Non-compliance will be treated like a substantial breach by the landlord under the tenancy agreement. Tenant can exercise all related remedies, plus any additional rights in the Regulations.

Only a Deferral

It should be noted that rent is simply deferred until August 31, 2020. The Act does not offer rent forgiveness or rent relief. However, as noted above, the tenant and landlord are obligated to enter into a payment plan for the rent. 

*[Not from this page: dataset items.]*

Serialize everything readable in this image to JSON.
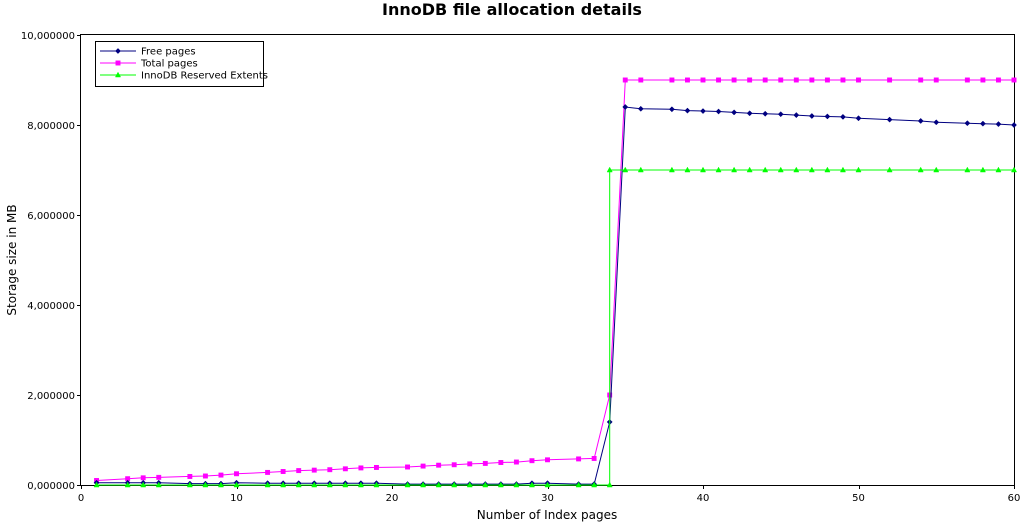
{
  "chart_data": {
    "type": "line",
    "title": "InnoDB file allocation details",
    "xlabel": "Number of Index pages",
    "ylabel": "Storage size in MB",
    "xlim": [
      0,
      60
    ],
    "ylim": [
      0,
      10
    ],
    "xticks": [
      0,
      10,
      20,
      30,
      40,
      50,
      60
    ],
    "yticks": [
      0,
      2,
      4,
      6,
      8,
      10
    ],
    "xtick_labels": [
      "0",
      "10",
      "20",
      "30",
      "40",
      "50",
      "60"
    ],
    "ytick_labels": [
      "0,000000",
      "2,000000",
      "4,000000",
      "6,000000",
      "8,000000",
      "10,000000"
    ],
    "grid": false,
    "legend_position": "top-left",
    "series": [
      {
        "name": "Free pages",
        "color": "#000080",
        "marker": "diamond",
        "x": [
          1,
          3,
          4,
          5,
          7,
          8,
          9,
          10,
          12,
          13,
          14,
          15,
          16,
          17,
          18,
          19,
          21,
          22,
          23,
          24,
          25,
          26,
          27,
          28,
          29,
          30,
          32,
          33,
          34,
          35,
          36,
          38,
          39,
          40,
          41,
          42,
          43,
          44,
          45,
          46,
          47,
          48,
          49,
          50,
          52,
          54,
          55,
          57,
          58,
          59,
          60
        ],
        "values": [
          0.05,
          0.05,
          0.05,
          0.05,
          0.03,
          0.03,
          0.03,
          0.05,
          0.04,
          0.04,
          0.04,
          0.04,
          0.04,
          0.04,
          0.04,
          0.04,
          0.02,
          0.02,
          0.02,
          0.02,
          0.02,
          0.02,
          0.02,
          0.02,
          0.04,
          0.04,
          0.02,
          0.02,
          1.4,
          8.4,
          8.36,
          8.35,
          8.32,
          8.31,
          8.3,
          8.28,
          8.26,
          8.25,
          8.24,
          8.22,
          8.2,
          8.19,
          8.18,
          8.15,
          8.12,
          8.09,
          8.06,
          8.04,
          8.03,
          8.02,
          8.0
        ]
      },
      {
        "name": "Total pages",
        "color": "#ff00ff",
        "marker": "square",
        "x": [
          1,
          3,
          4,
          5,
          7,
          8,
          9,
          10,
          12,
          13,
          14,
          15,
          16,
          17,
          18,
          19,
          21,
          22,
          23,
          24,
          25,
          26,
          27,
          28,
          29,
          30,
          32,
          33,
          34,
          35,
          36,
          38,
          39,
          40,
          41,
          42,
          43,
          44,
          45,
          46,
          47,
          48,
          49,
          50,
          52,
          54,
          55,
          57,
          58,
          59,
          60
        ],
        "values": [
          0.1,
          0.14,
          0.16,
          0.17,
          0.19,
          0.2,
          0.22,
          0.25,
          0.28,
          0.3,
          0.32,
          0.33,
          0.34,
          0.36,
          0.38,
          0.39,
          0.4,
          0.42,
          0.44,
          0.45,
          0.47,
          0.48,
          0.5,
          0.51,
          0.54,
          0.56,
          0.58,
          0.59,
          2.0,
          9.0,
          9.0,
          9.0,
          9.0,
          9.0,
          9.0,
          9.0,
          9.0,
          9.0,
          9.0,
          9.0,
          9.0,
          9.0,
          9.0,
          9.0,
          9.0,
          9.0,
          9.0,
          9.0,
          9.0,
          9.0,
          9.0
        ]
      },
      {
        "name": "InnoDB Reserved Extents",
        "color": "#00ff00",
        "marker": "triangle",
        "x": [
          1,
          3,
          4,
          5,
          7,
          8,
          9,
          10,
          12,
          13,
          14,
          15,
          16,
          17,
          18,
          19,
          21,
          22,
          23,
          24,
          25,
          26,
          27,
          28,
          29,
          30,
          32,
          33,
          34,
          34,
          35,
          36,
          38,
          39,
          40,
          41,
          42,
          43,
          44,
          45,
          46,
          47,
          48,
          49,
          50,
          52,
          54,
          55,
          57,
          58,
          59,
          60
        ],
        "values": [
          0,
          0,
          0,
          0,
          0,
          0,
          0,
          0,
          0,
          0,
          0,
          0,
          0,
          0,
          0,
          0,
          0,
          0,
          0,
          0,
          0,
          0,
          0,
          0,
          0,
          0,
          0,
          0,
          0,
          7.0,
          7.0,
          7.0,
          7.0,
          7.0,
          7.0,
          7.0,
          7.0,
          7.0,
          7.0,
          7.0,
          7.0,
          7.0,
          7.0,
          7.0,
          7.0,
          7.0,
          7.0,
          7.0,
          7.0,
          7.0,
          7.0,
          7.0
        ]
      }
    ]
  }
}
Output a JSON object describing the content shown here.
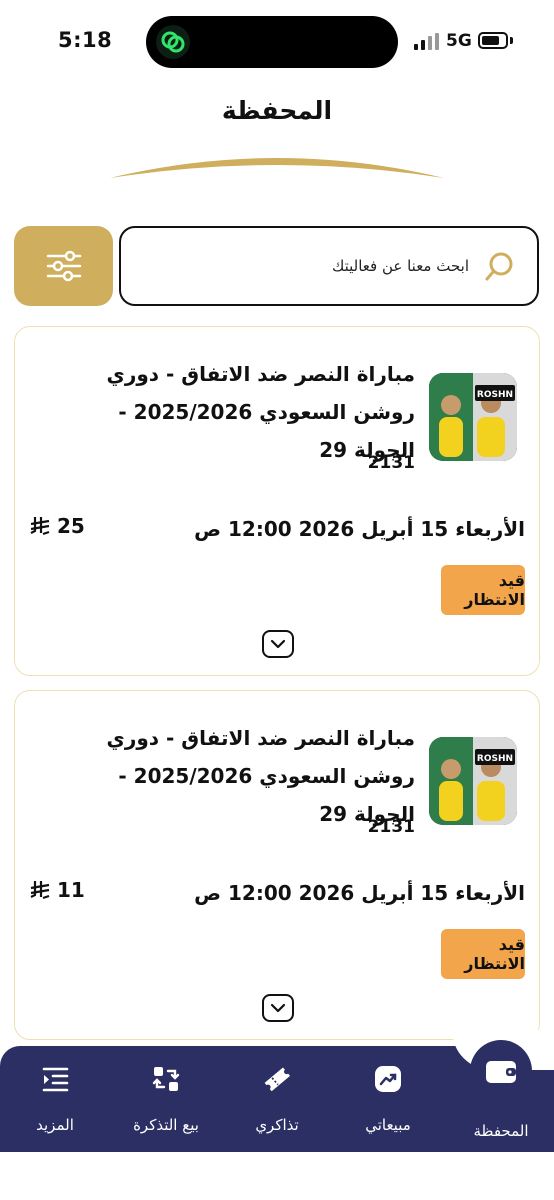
{
  "status_bar": {
    "time": "5:18",
    "network": "5G",
    "battery_level": 0.75
  },
  "header": {
    "title": "المحفظة"
  },
  "search": {
    "placeholder": "ابحث معنا عن فعاليتك",
    "icon": "search-icon",
    "filter_icon": "sliders-icon"
  },
  "colors": {
    "accent_gold": "#cfaf5d",
    "nav_bg": "#2c2f63",
    "badge_orange": "#f2a54a",
    "card_border": "#efe0b4"
  },
  "events": [
    {
      "title": "مباراة النصر ضد الاتفاق - دوري روشن السعودي 2025/2026 - الجولة 29",
      "id": "2131",
      "date": "الأربعاء 15 أبريل 2026 12:00 ص",
      "price": "25",
      "status": "قيد الانتظار",
      "thumb_text": "ROSHN"
    },
    {
      "title": "مباراة النصر ضد الاتفاق - دوري روشن السعودي 2025/2026 - الجولة 29",
      "id": "2131",
      "date": "الأربعاء 15 أبريل 2026 12:00 ص",
      "price": "11",
      "status": "قيد الانتظار",
      "thumb_text": "ROSHN"
    }
  ],
  "nav": {
    "wallet": "المحفظة",
    "my_sales": "مبيعاتي",
    "my_tickets": "تذاكري",
    "sell_ticket": "بيع التذكرة",
    "more": "المزيد"
  }
}
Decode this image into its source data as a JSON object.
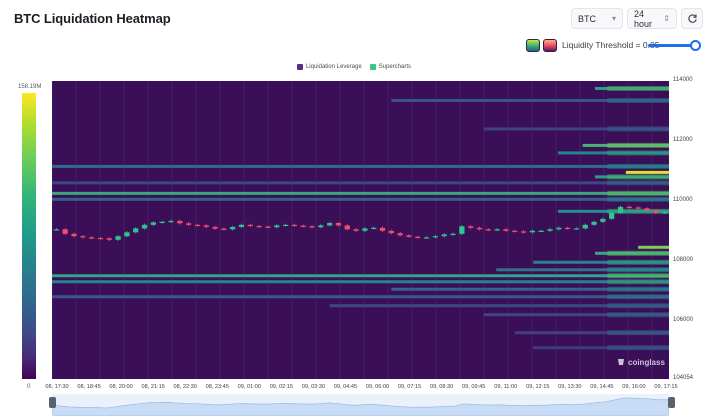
{
  "header": {
    "title": "BTC Liquidation Heatmap",
    "coin_select": "BTC",
    "range_select": "24 hour",
    "refresh_icon": "refresh-icon"
  },
  "controls": {
    "threshold_label": "Liquidity Threshold = 0.85",
    "threshold_value": 0.85,
    "theme_colors": [
      "#35b779",
      "#e5466c"
    ]
  },
  "legend": [
    {
      "label": "Liquidation Leverage",
      "color": "#5b2a86"
    },
    {
      "label": "Supercharts",
      "color": "#35c987"
    }
  ],
  "colorbar": {
    "max": "158.19M",
    "min": "0"
  },
  "watermark": "coinglass",
  "chart_data": {
    "type": "heatmap",
    "title": "BTC Liquidation Heatmap",
    "y_ticks": [
      "114000",
      "112000",
      "110000",
      "108000",
      "106000",
      "104054"
    ],
    "ylim": [
      104054,
      114000
    ],
    "x_ticks": [
      "08, 17:30",
      "08, 18:45",
      "08, 20:00",
      "08, 21:15",
      "08, 22:30",
      "08, 23:45",
      "09, 01:00",
      "09, 02:15",
      "09, 03:30",
      "09, 04:45",
      "09, 06:00",
      "09, 07:15",
      "09, 08:30",
      "09, 09:45",
      "09, 11:00",
      "09, 12:15",
      "09, 13:30",
      "09, 14:45",
      "09, 16:00",
      "09, 17:15"
    ],
    "colorscale": "viridis",
    "value_range": [
      0,
      158190000
    ],
    "liquidity_bands": [
      {
        "price": 113750,
        "start": 0.88,
        "intensity": 0.55
      },
      {
        "price": 113350,
        "start": 0.55,
        "intensity": 0.25
      },
      {
        "price": 112400,
        "start": 0.7,
        "intensity": 0.2
      },
      {
        "price": 111850,
        "start": 0.86,
        "intensity": 0.65
      },
      {
        "price": 111600,
        "start": 0.82,
        "intensity": 0.45
      },
      {
        "price": 111150,
        "start": 0.0,
        "intensity": 0.35
      },
      {
        "price": 110950,
        "start": 0.93,
        "intensity": 0.95
      },
      {
        "price": 110800,
        "start": 0.88,
        "intensity": 0.55
      },
      {
        "price": 110600,
        "start": 0.0,
        "intensity": 0.22
      },
      {
        "price": 110250,
        "start": 0.0,
        "intensity": 0.6
      },
      {
        "price": 110050,
        "start": 0.0,
        "intensity": 0.3
      },
      {
        "price": 109650,
        "start": 0.82,
        "intensity": 0.5
      },
      {
        "price": 108450,
        "start": 0.95,
        "intensity": 0.8
      },
      {
        "price": 108250,
        "start": 0.88,
        "intensity": 0.6
      },
      {
        "price": 107950,
        "start": 0.78,
        "intensity": 0.45
      },
      {
        "price": 107700,
        "start": 0.72,
        "intensity": 0.38
      },
      {
        "price": 107500,
        "start": 0.0,
        "intensity": 0.58
      },
      {
        "price": 107300,
        "start": 0.0,
        "intensity": 0.45
      },
      {
        "price": 107050,
        "start": 0.55,
        "intensity": 0.32
      },
      {
        "price": 106800,
        "start": 0.0,
        "intensity": 0.28
      },
      {
        "price": 106500,
        "start": 0.45,
        "intensity": 0.22
      },
      {
        "price": 106200,
        "start": 0.7,
        "intensity": 0.22
      },
      {
        "price": 105600,
        "start": 0.75,
        "intensity": 0.2
      },
      {
        "price": 105100,
        "start": 0.78,
        "intensity": 0.18
      }
    ],
    "price_series": [
      109050,
      108900,
      108820,
      108780,
      108760,
      108750,
      108700,
      108820,
      108950,
      109080,
      109200,
      109280,
      109300,
      109330,
      109250,
      109200,
      109180,
      109130,
      109070,
      109050,
      109130,
      109200,
      109160,
      109140,
      109120,
      109180,
      109200,
      109170,
      109150,
      109120,
      109180,
      109260,
      109180,
      109050,
      109000,
      109080,
      109100,
      109000,
      108920,
      108850,
      108800,
      108780,
      108780,
      108820,
      108880,
      108900,
      109150,
      109100,
      109050,
      109030,
      109050,
      109000,
      108980,
      108950,
      109000,
      109000,
      109050,
      109100,
      109080,
      109080,
      109200,
      109300,
      109400,
      109600,
      109800,
      109780,
      109750,
      109680,
      109600,
      109620
    ]
  }
}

If you have concerns as either a tenant or landlord, the McLennan Ross Commercial Corporate Securities group would be happy to assist you. Please contact our office. 

 


[1] The Act allows the government the flexibility of limiting the application of the Act to only certain classes of landlords or tenants (through Regulations). No such limitation is currently proposed in the Bill.

[2] August 31, 2020 is currently the “Emergency End Date”. However, the government may extend the “Emergency End Date” further though Regulations.